Bill Wendling isanbard at gmail.com
Mon Dec 16 01:30:12 PST 2013

On Dec 13, 2013, at 3:30 AM, Hal Finkel <hfinkel at anl.gov> wrote:

> ----- Original Message -----
>> From: "Anton Korobeynikov" <anton at korobeynikov.info>
>> To: "C. Bergström" <cbergstrom at pathscale.com>
>> Cc: "cfe-dev at cs.uiuc.edu Developers" <cfe-dev at cs.uiuc.edu>, "Mailing List" <llvmdev at cs.uiuc.edu>
>> Sent: Friday, December 13, 2013 3:24:38 AM
>> Subject: Re: [LLVMdev] [cfe-dev] LLVM 3.4 Branch Freeze
>> The usual procedure is to make time-based releases. So - "release
>> trunk and make sure it's stable enough" plus - fix any outstanding
>> regressions.
>> There is some text wrt this:
>> http://llvm.org/docs/HowToReleaseLLVM.html#release-qualification-criteria
> Fair enough, however, I view releasing a compiler which is known to miscompile code on a tier-1 platform as a serious problem.

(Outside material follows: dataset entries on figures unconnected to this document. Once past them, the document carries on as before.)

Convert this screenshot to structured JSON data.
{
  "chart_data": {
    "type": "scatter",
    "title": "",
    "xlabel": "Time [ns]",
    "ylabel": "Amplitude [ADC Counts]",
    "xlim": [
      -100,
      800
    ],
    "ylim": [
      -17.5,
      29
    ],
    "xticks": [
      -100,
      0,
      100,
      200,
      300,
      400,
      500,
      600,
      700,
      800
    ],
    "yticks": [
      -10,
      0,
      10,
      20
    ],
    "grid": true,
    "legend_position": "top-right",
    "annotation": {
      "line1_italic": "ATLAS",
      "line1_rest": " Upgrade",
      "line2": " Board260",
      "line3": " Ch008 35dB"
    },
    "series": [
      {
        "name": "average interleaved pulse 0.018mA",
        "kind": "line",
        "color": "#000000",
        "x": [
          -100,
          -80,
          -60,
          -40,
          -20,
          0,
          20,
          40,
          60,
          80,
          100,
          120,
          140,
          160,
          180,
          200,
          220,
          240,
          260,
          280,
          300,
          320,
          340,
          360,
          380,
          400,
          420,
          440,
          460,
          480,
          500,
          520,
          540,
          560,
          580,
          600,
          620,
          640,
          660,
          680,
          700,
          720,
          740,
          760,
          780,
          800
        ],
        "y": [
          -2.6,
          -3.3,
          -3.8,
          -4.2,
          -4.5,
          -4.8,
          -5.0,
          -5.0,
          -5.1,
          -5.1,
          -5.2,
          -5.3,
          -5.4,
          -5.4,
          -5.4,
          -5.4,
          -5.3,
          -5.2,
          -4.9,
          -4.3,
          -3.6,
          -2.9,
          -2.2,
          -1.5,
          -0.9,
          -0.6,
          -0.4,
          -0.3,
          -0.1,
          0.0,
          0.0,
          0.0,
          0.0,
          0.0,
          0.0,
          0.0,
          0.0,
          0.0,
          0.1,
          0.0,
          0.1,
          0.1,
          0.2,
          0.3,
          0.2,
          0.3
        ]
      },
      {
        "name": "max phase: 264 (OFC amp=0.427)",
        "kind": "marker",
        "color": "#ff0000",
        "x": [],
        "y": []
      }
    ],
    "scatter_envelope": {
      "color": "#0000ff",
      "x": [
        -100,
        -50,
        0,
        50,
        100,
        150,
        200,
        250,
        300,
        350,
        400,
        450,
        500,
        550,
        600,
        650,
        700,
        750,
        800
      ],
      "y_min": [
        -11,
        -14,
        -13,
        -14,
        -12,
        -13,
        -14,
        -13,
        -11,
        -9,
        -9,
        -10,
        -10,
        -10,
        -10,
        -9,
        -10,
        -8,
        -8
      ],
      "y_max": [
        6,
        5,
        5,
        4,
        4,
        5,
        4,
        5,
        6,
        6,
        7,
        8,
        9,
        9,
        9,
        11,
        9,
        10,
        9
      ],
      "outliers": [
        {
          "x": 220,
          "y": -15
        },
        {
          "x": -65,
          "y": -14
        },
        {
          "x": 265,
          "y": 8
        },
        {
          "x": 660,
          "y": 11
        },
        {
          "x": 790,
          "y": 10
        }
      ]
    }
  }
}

I don’t disagree with this at all.

> Obviously, we cannot delay a release indefinitely, but it is completely practical to fix all of those bugs in a few weeks: they all have small test cases. I think that what we should do is put names next to as many of those as possible (to assign responsibility), and proceed under the assumption that we'll cut the final release candidate once those assigned bugs have been fixed (my guess is that there are only 5-7 underlying issues behind those various bugs I listed). There are more than enough of us that *work* on LLVM for this to be reasonable.

Those people have their own schedules and priorities. I have absolutely zero control over which bugs they give their time to. If I had someone say “I am working on this and foresee a fix by Monday,” then I would wait. But so far no one has done that.

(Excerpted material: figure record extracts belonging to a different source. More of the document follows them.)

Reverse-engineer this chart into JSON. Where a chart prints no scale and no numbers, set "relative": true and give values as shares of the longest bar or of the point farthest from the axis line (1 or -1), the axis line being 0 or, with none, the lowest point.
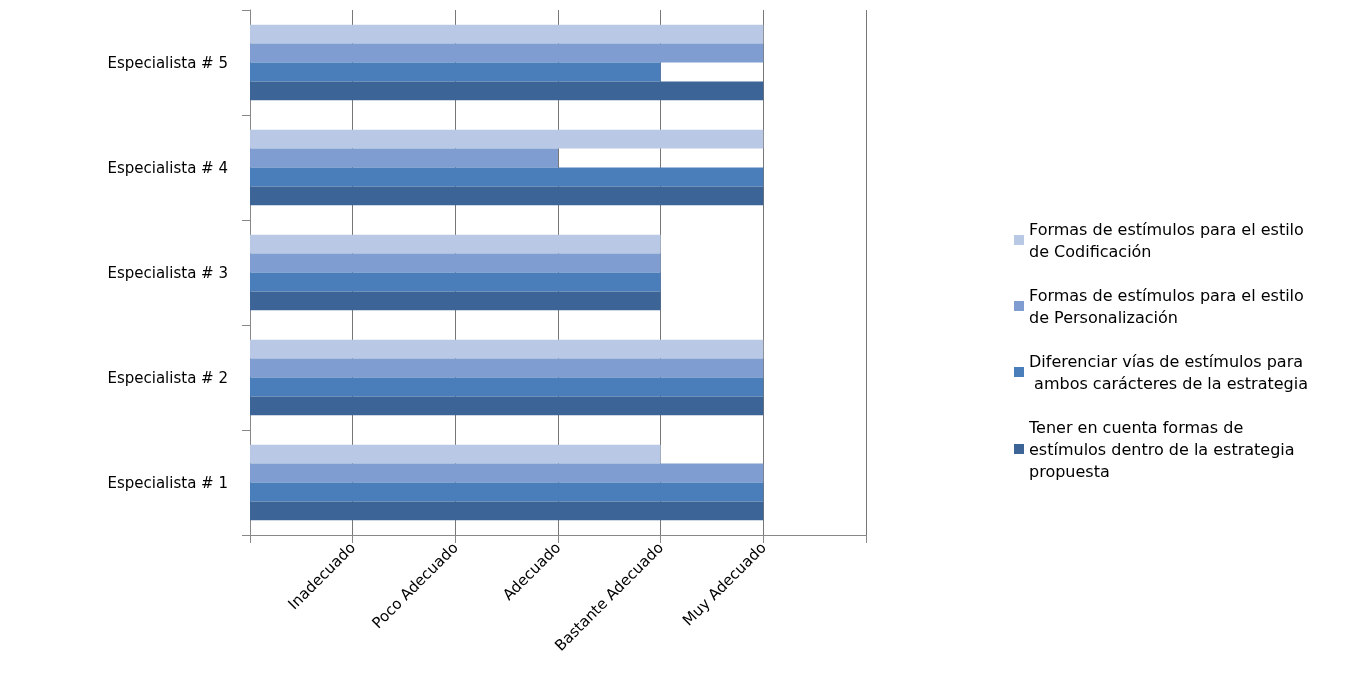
{
  "chart_data": {
    "type": "bar",
    "orientation": "horizontal",
    "relative": true,
    "categories": [
      "Especialista # 5",
      "Especialista # 4",
      "Especialista # 3",
      "Especialista # 2",
      "Especialista # 1"
    ],
    "series": [
      {
        "name": "Formas de estímulos para el estilo de Codificación",
        "color": "#b9c9e5",
        "values": [
          1,
          1,
          0.8,
          1,
          0.8
        ]
      },
      {
        "name": "Formas de estímulos para el estilo de Personalización",
        "color": "#7f9dd0",
        "values": [
          1,
          0.6,
          0.8,
          1,
          1
        ]
      },
      {
        "name": "Diferenciar vías de estímulos para ambos carácteres de la estrategia",
        "color": "#4a7ebb",
        "values": [
          0.8,
          1,
          0.8,
          1,
          1
        ]
      },
      {
        "name": "Tener en cuenta formas de estímulos dentro de la estrategia propuesta",
        "color": "#3c6496",
        "values": [
          1,
          1,
          0.8,
          1,
          1
        ]
      }
    ],
    "annotations": [
      "Inadecuado",
      "Poco Adecuado",
      "Adecuado",
      "Bastante Adecuado",
      "Muy Adecuado"
    ],
    "grid": "x",
    "legend": "right"
  }
}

> FWIW, when I started talking to people about using an LLVM-based compiler in production, a common response was, "how large of a code base have you compiled with it that gets the right answer?" -- and the problem has been that, when testing on multi-million-line internal codebases, miscompiles had been observed. I feel that, as a community, we should take a stronger stance against releasing code with miscompile bugs. Doing so seriously hurts our credibility. Obviously, we can't delay a release because someone somewhere feels that we miscompile something, but having small test cases is another story.
> In short, I feel that going from initial branching to final release in ~1 month is a great goal, but I'd rather make it two months (as Bill points out, there are holidays in the middle) to eliminate these kinds of bugs. I think that, so long as everyone can understand what is going on, our metrics on "release blocking" bugs are clear, and our release manager observes steady progress, then delaying is preferable.
> Finally, I think that very few of us that create products derived from LLVM/Clang strictly track the upstream release schedule, so I suspect that delaying for a few weeks won't affect any of our corporate contributors. Many of my colleagues say that, with gcc, they wait for the x.y.1 release before upgrading because the .0 is too buggy. But if we're not doing point releases, then I think we need tighter standards for release. Doing otherwise is not fair to our users.